Hacker News new | past | comments | ask | show | jobs | submit login
Show HN: PageDash, Your Personal Web Archive (pagedash.com)
116 points by ernsheong on Nov 8, 2017 | hide | past | favorite | 66 comments



Please consider producing archives in WARC format, and either donating captures of public pages to the Internet Archive (and other interested archives), or supporting ways for users to download their own archives in that format for them to donate them themselves and use in systems like Webrecorder.

(Note that a download of just page content and assets isn't enough; WARC stores headers, etc., also.)


Thanks for the comment. Admittedly I bypassed WARC completely as I felt overwhelmed by its technicalities in favor of how I knew the web worked. If I have a better understanding of WARC maybe that can be done, but I make no promises.

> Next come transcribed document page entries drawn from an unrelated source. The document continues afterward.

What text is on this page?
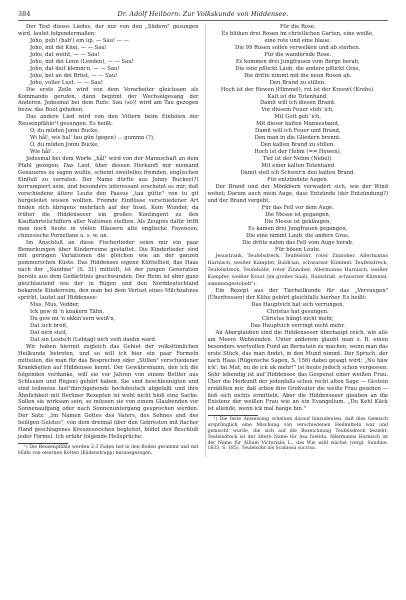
384	Dr. Adolf Heilborn: Zur Volkskunde von Hiddensee.

Der Text dieses Liedes, der nur von den „Südern" gesungen wird, lautet folgendermaßen:

Joho, puh! (hab') em up. — Sau! — —
Joho, mit dei Knei, — — Sau!
Joho, dat weiht, — — Sau!
Joho, mit dei Lenn (Lenden), — — Sau!
Joho, dat deit klemm'n. — — Sau!
Joho, bet an dei Brüst, — — Sau!
Joho, voller Lust. — — Sau!

Die erste Zeile wird von dem Vorarbeiter gleichsam als Kommando gerufen, dann beginnt der Wechselgesang der Anderen. Jedesmal bei dem Rufe: Sau (so)! wird am Tau gezogen bezw. das Boot gehoben.

Das andere Lied wird von den Vittern beim Einholen der Reusenpfähle¹) gesungen. Es heißt:

O, du müden Jonni Bucke,
Wi hål', wis hal' tau gün (gegen) ... gummn (?),
O, du müden Jonni Bucke,
Wie hål' . . .

Jedesmal bei dem Worte „hål" wird von der Mannschaft an dem Pfahl gezogen. Das Lied, über dessen Herkunft mir niemand Genaueres zu sagen wußte, scheint zweifellos fremden, englischen Einfluß zu verraten. Der Name dürfte aus Jonny Buckey(?) korrumpiert sein, und besonders interessant erscheint es mir, daß verschiedene ältere Leute den Passus „tau gütte" von tu git hergeleitet wissen wollten. Fremde Einflüsse verschiedener Art finden sich übrigens mehrfach auf der Insel. Kein Wunder, da früher die Hiddenseeer ein großes Kontingent zu den Kauffahrteischiffern aller Nationen stellten. Als Zeugnis dafür trifft man noch heute in vielen Häusern alte englische Fayencen, chinesische Porzellane u. s. w. an.

Im Anschluß an diese Fischerlieder seien mir ein paar Bemerkungen über Kinderreime gestattet. Die Kinderlieder sind mit geringen Variationen die gleichen wie an der ganzen pommerschen Küste. Das Hiddensee eigene Klöttellied, das Haas nach der „Sundine" (S. 31) mitteilt, ist der jungen Generation bereits aus dem Gedächtnis geschwunden. Der Reim ist aber ganz gleichlautend wie der in Rügen und den Norddeutschland bekannte Kinderreim, den man bei dem Verlust eines Milchzahnes spricht, lautet auf Hiddensee:

Mus, Mus, Vedder,
Ick gew di 'n knakern Tähn,
Du gew mi 'n ekkin'sern weiß'n,
Dat sich breit,
Dat nich steit,
Dat sin Leidsch (Lebtag) nich veih dauhn ward.

Wir haben hiermit zugleich das Gebiet der volkstümlichen Heilkunde betreten, und so will ich hier ein paar Formeln mitteilen, die man für das Besprechen oder „Stillen" verschiedener Krankheiten auf Hiddensee kennt. Der Gewährsmann, den ich die folgenden verdanke, will sie vor Jahren von einem Bettler aus Schlesien und Rügen) gehört haben. Sie sind beschleunigten und sind teilweise fast"durchgehends hochdeutsch abgefaßt und ihre Ähnlichkeit mit Berliner Rezepten ist wohl nicht bloß eine Sache. Sollen sie wirksam sein, so müssen sie von einem Glaubenden vor Sonnenaufgang oder nach Sonnenuntergang gesprochen werden. Der Satz: „Im Namen Gottes des Vaters, des Sohnes und des heiligen Geistes", von dem dreimal über den Gebresten mit flacher Hand geschlagenes Kreuzeszeichen begleitet, bildet den Beschluß jeder Formel. Ich erfahr folgende Heilsprüche:

¹) Die Reusenpfähle werden 2-3 Faden tief in den Boden gerammt und mit Hülfe von eisernen Ketten (Kädenstrupp) herausgezogen.

Für die Rose.
Es blühen drei Rosen im christlichen Garten, eine weiße,
eine rote und eine blaue.
Die 99 Rosen sollen verwelken und ab sterben.
Für die wandernde Rose.
Es kommen drei Jungfrauen vom Berge herab,
Die eine pflückt Laub, die andere pflückt Gras,
Die dritte nimmt mit die neun Rosen ab.
Den Brand zu stillen.
Hoch ist der Hewen (Himmel), rot ist der Kreewt (Krebs).
Kalt ist die Totenhand.
Damit will ich diesen Brand.
Vor diesem Feuer steh' ich,
Mit Gott geh' ich,
Mit dieser kalten Mannesband,
Damit will ich Feuer und Brand,
Den man in die Gliedern brennt.
Den kalten Brand zu stillen.
Hoch ist der Hebm (== Hewen),
Tief ist der Nebm (Nebel).
Mit einer kalten Totenhand
Damit stell ich Schwer'n den kalten Brand.
Für entzündete Augen.

Der Brand und der Mönkbern verwadert sich, wie der Wind wehet; Darum auch mein Auge, dass Entzünde (der Entzündung?) und der Brand vergeht.

Für das Fell vor dem Auge.
Die Messe ist gegangen,
Die Messe ist gekläugen,
Es kamen drei Jungfrauen gegangen,
Die eine nimmt Laub, die andere Gras,
Die dritte nahm das Fell vom Auge herab.
Für bösen Leute.

Jesustrank, Teufelsdreck, Teufelsöhr, roter Zinnober, Allermanns Harnisch, weißer Kampfer, Baldrian, schwarzer Kümmel. Teufelsdreck, Teufelsdreck, Teufelsöhr, roter Zinnober, Allermanns Harnisch, weißer Kampfer, weißer Kraut (im großer Saal), Rainstraß, schwarzer Kümmel, sammengestobelt").

Ein Rezept aus der Tierheilkunde für das „Vervaugen" (Überfressen) der Kühe gehört gleichfalls hierher. Es heißt:

Das Hauptvich hat sich verrungen,
Christus hat gesungen.
Christus hängt nicht mehr,
Das Hauptvich verringt nicht mehr.

An Aberglauben sind die Hiddenseeer überhaupt reich, wie alle am Meere Wohnenden. Unter anderem glaubt man z. B. einen besonders wertvollen Fund an Bernstein zu machen, wenn man das erste Stück, das man findet, in den Mund nimmt. Der Spruch, der nach Haas (Rügensche Sagen, S. 156) dabei gesagt wird: „Nu häw ick'; fat Mut, nu de ick uk mehr!" ist heute jedoch schon vergessen. Sehr lebendig ist auf Hiddensee das Gespenst einer weißen Frau. Über die Herkunft der jedenfalls schon recht alten Sage — Gestein erzählten mir, daß schon ihre Großväter die weiße Frau gesehen — ließ sich nichts ermitteln. Aber die Hiddenseeer glauben an die Existenz der weißen Frau wie an ein Evangelium. „Du Kehl Käck ist aliende, wenn ick mal bange bin."

¹) Die feste Anweisung scheinen darauf hinzudeuten, daß dies Gemisch ursprünglich eine Mischung von verschiedenen Heilmitteln war und gemischt wurde, die sich auf die Bezeichnung Teufelsdreck bezieht; Teufelsdreck ist der ältere Name für Asa foetida, Allermanns Harnisch ist der Name für Allium Victorialis L., das Wie wild wächst (vergl. Sundine, 1833, S. 185). Teufelsöhr als Scabiosa succisa.
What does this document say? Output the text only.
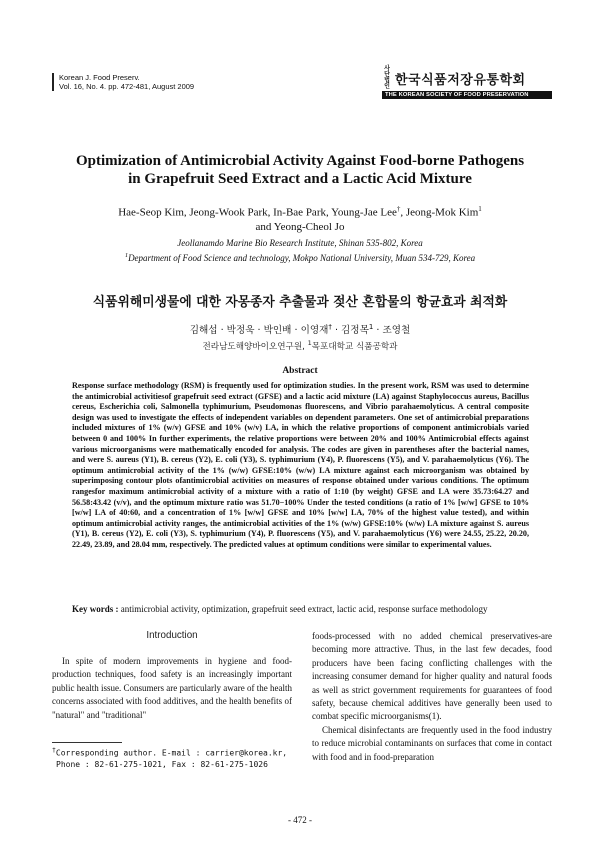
Korean J. Food Preserv.
Vol. 16, No. 4. pp. 472-481, August 2009
사단
법인 한국식품저장유통학회
THE KOREAN SOCIETY OF FOOD PRESERVATION
Optimization of Antimicrobial Activity Against Food-borne Pathogens
in Grapefruit Seed Extract and a Lactic Acid Mixture
Hae-Seop Kim, Jeong-Wook Park, In-Bae Park, Young-Jae Lee†, Jeong-Mok Kim$^1$
and Yeong-Cheol Jo
Jeollanamdo Marine Bio Research Institute, Shinan 535-802, Korea
$^1$Department of Food Science and technology, Mokpo National University, Muan 534-729, Korea
식품위해미생물에 대한 자몽종자 추출물과 젖산 혼합물의 항균효과 최적화
김해섭 · 박정욱 · 박인배 · 이영재† · 김정목$^1$ · 조영철
전라남도해양바이오연구원, $^1$목포대학교 식품공학과
Abstract
Response surface methodology (RSM) is frequently used for optimization studies. In the present work, RSM was used to determine the antimicrobial activitiesof grapefruit seed extract (GFSE) and a lactic acid mixture (LA) against Staphylococcus aureus, Bacillus cereus, Escherichia coli, Salmonella typhimurium, Pseudomonas fluorescens, and Vibrio parahaemolyticus. A central composite design was used to investigate the effects of independent variables on dependent parameters. One set of antimicrobial preparations included mixtures of 1% (w/v) GFSE and 10% (w/v) LA, in which the relative proportions of component antimicrobials varied between 0 and 100% In further experiments, the relative proportions were between 20% and 100% Antimicrobial effects against various microorganisms were mathematically encoded for analysis. The codes are given in parentheses after the bacterial names, and were S. aureus (Y1), B. cereus (Y2), E. coli (Y3), S. typhimurium (Y4), P. fluorescens (Y5), and V. parahaemolyticus (Y6). The optimum antimicrobial activity of the 1% (w/w) GFSE:10% (w/w) LA mixture against each microorganism was obtained by superimposing contour plots ofantimicrobial activities on measures of response obtained under various conditions. The optimum rangesfor maximum antimicrobial activity of a mixture with a ratio of 1:10 (by weight) GFSE and LA were 35.73:64.27 and 56.58:43.42 (v/v), and the optimum mixture ratio was 51.70−100% Under the tested conditions (a ratio of 1% [w/w] GFSE to 10% [w/w] LA of 40:60, and a concentration of 1% [w/w] GFSE and 10% [w/w] LA, 70% of the highest value tested), and within optimum antimicrobial activity ranges, the antimicrobial activities of the 1% (w/w) GFSE:10% (w/w) LA mixture against S. aureus (Y1), B. cereus (Y2), E. coli (Y3), S. typhimurium (Y4), P. fluorescens (Y5), and V. parahaemolyticus (Y6) were 24.55, 25.22, 20.20, 22.49, 23.89, and 28.04 mm, respectively. The predicted values at optimum conditions were similar to experimental values.
Key words : antimicrobial activity, optimization, grapefruit seed extract, lactic acid, response surface methodology
Introduction
In spite of modern improvements in hygiene and food-production techniques, food safety is an increasingly important public health issue. Consumers are particularly aware of the health concerns associated with food additives, and the health benefits of "natural" and "traditional"
foods-processed with no added chemical preservatives-are becoming more attractive. Thus, in the last few decades, food producers have been facing conflicting challenges with the increasing consumer demand for higher quality and natural foods as well as strict government requirements for guarantees of food safety, because chemical additives have generally been used to combat specific microorganisms(1).
Chemical disinfectants are frequently used in the food industry to reduce microbial contaminants on surfaces that come in contact with food and in food-preparation
†Corresponding author. E-mail : carrier@korea.kr,
Phone : 82-61-275-1021, Fax : 82-61-275-1026
- 472 -
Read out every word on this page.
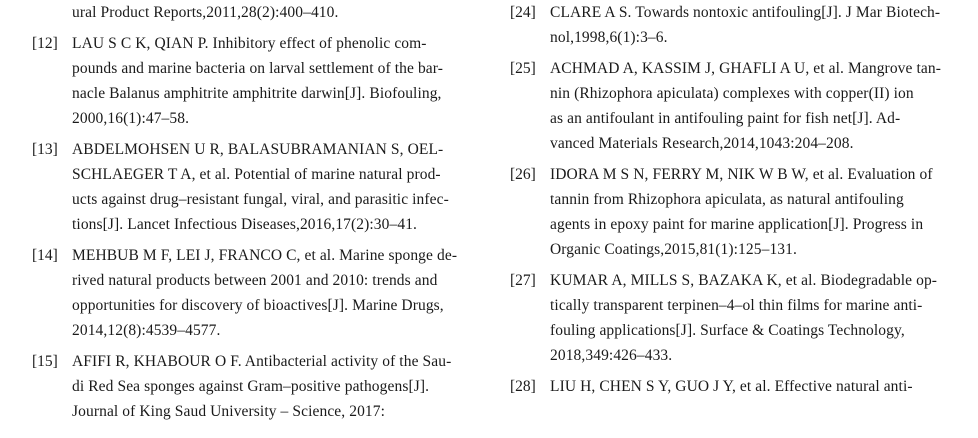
ural Product Reports,2011,28(2):400–410.
[12] LAU S C K, QIAN P. Inhibitory effect of phenolic com-
pounds and marine bacteria on larval settlement of the bar-
nacle Balanus amphitrite amphitrite darwin[J]. Biofouling,
2000,16(1):47–58.
[13] ABDELMOHSEN U R, BALASUBRAMANIAN S, OEL-
SCHLAEGER T A, et al. Potential of marine natural prod-
ucts against drug–resistant fungal, viral, and parasitic infec-
tions[J]. Lancet Infectious Diseases,2016,17(2):30–41.
[14] MEHBUB M F, LEI J, FRANCO C, et al. Marine sponge de-
rived natural products between 2001 and 2010: trends and
opportunities for discovery of bioactives[J]. Marine Drugs,
2014,12(8):4539–4577.
[15] AFIFI R, KHABOUR O F. Antibacterial activity of the Sau-
di Red Sea sponges against Gram–positive pathogens[J].
Journal of King Saud University – Science, 2017:
[24] CLARE A S. Towards nontoxic antifouling[J]. J Mar Biotech-
nol,1998,6(1):3–6.
[25] ACHMAD A, KASSIM J, GHAFLI A U, et al. Mangrove tan-
nin (Rhizophora apiculata) complexes with copper(II) ion
as an antifoulant in antifouling paint for fish net[J]. Ad-
vanced Materials Research,2014,1043:204–208.
[26] IDORA M S N, FERRY M, NIK W B W, et al. Evaluation of
tannin from Rhizophora apiculata, as natural antifouling
agents in epoxy paint for marine application[J]. Progress in
Organic Coatings,2015,81(1):125–131.
[27] KUMAR A, MILLS S, BAZAKA K, et al. Biodegradable op-
tically transparent terpinen–4–ol thin films for marine anti-
fouling applications[J]. Surface & Coatings Technology,
2018,349:426–433.
[28] LIU H, CHEN S Y, GUO J Y, et al. Effective natural anti-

I'm not sure why this is getting downvoted.

WARC tooling is pretty terrible. I hack data and text for a living and working with WARC was extremely difficult compared to the simplicity of what I was trying to do. Something that would have taken me five minutes (extract body text) took me about 60 - 90 minutes because the first few libraries I tried didn't work easily.


I don't think it's getting downvoted because WARC is actually easy, I think it's because the creator says they can't be bothered to figure out the web archiving standard before asking people to start giving them money for their web archiving product.

The fact that WARC tooling is terrible is the opportunity this person should be leveraging to create value, imo.


I will reference this thread when I need an example of minimum viable product catching flak. Putting off WARC makes financial sense.


The response wasn't:

"I was planing to support WARC, but felt that it was far too complicated to put off the launch of this MVP. If it's an essential feature to make this product valuable then I will definitely make it a priority."

If it was "I felt overwhelmed...", "...maybe..." and "...no promises".

I appreciate the honesty, but it doesn't inspire confidence and I think the flak is more a reaction to the response regarding WARC than the lack of WARC itself.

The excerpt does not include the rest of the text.